Two interesting little points about climate change
Two little snippets that caught our eye. The first:
Percentage of annual net electricity generation by renewables in 1948: 32
Percentage of annual net electricity generation by renewables in 2005: 11
The main difference of course is the fall in the relative import of hydroelectric power.
Two months after the floods, while delivering the final order on a long-running case against the 330 megawatt Srinagar hydropower project on the Alaknanda, the supreme court issued a moratorium on dam construction in the state. It wanted an expert committee to investigate if dams in the state caused environmental degradation and exacerbated flooding and review 24 hydel projects on the Alaknanda and Bhagirati rivers that the wildlife institute of India had vetoed for causing irreparable ecological damage. These dams, with a combined capacity of 2,900 megawatts, need nearly 10,000 hectares (24,710 acres) of land and will submerge 3,600 hectares of forests.
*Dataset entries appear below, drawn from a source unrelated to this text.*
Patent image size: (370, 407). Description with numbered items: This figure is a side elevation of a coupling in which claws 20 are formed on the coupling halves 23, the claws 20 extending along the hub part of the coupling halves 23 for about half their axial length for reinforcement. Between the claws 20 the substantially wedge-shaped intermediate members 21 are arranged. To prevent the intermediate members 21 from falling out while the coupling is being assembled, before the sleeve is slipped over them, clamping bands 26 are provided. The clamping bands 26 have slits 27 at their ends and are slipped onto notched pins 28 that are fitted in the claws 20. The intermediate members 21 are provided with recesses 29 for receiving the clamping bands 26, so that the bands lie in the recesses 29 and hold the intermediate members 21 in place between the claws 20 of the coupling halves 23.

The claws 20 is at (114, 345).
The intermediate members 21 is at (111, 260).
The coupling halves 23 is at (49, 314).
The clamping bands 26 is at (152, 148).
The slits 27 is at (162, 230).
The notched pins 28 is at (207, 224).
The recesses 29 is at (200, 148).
Renewable energy is good we are told these days. But we are also told that renewable energy is not good. There's a certain desire that these people make up their dam minds.
Either climate change is the most severe threat to us all, in which case build the dams, or it isn't, in which case we can worry about a few thousand acres of forest. But one of other of these concerns really does need to have primacy.
Anything else would simply be a conversation of the dammed.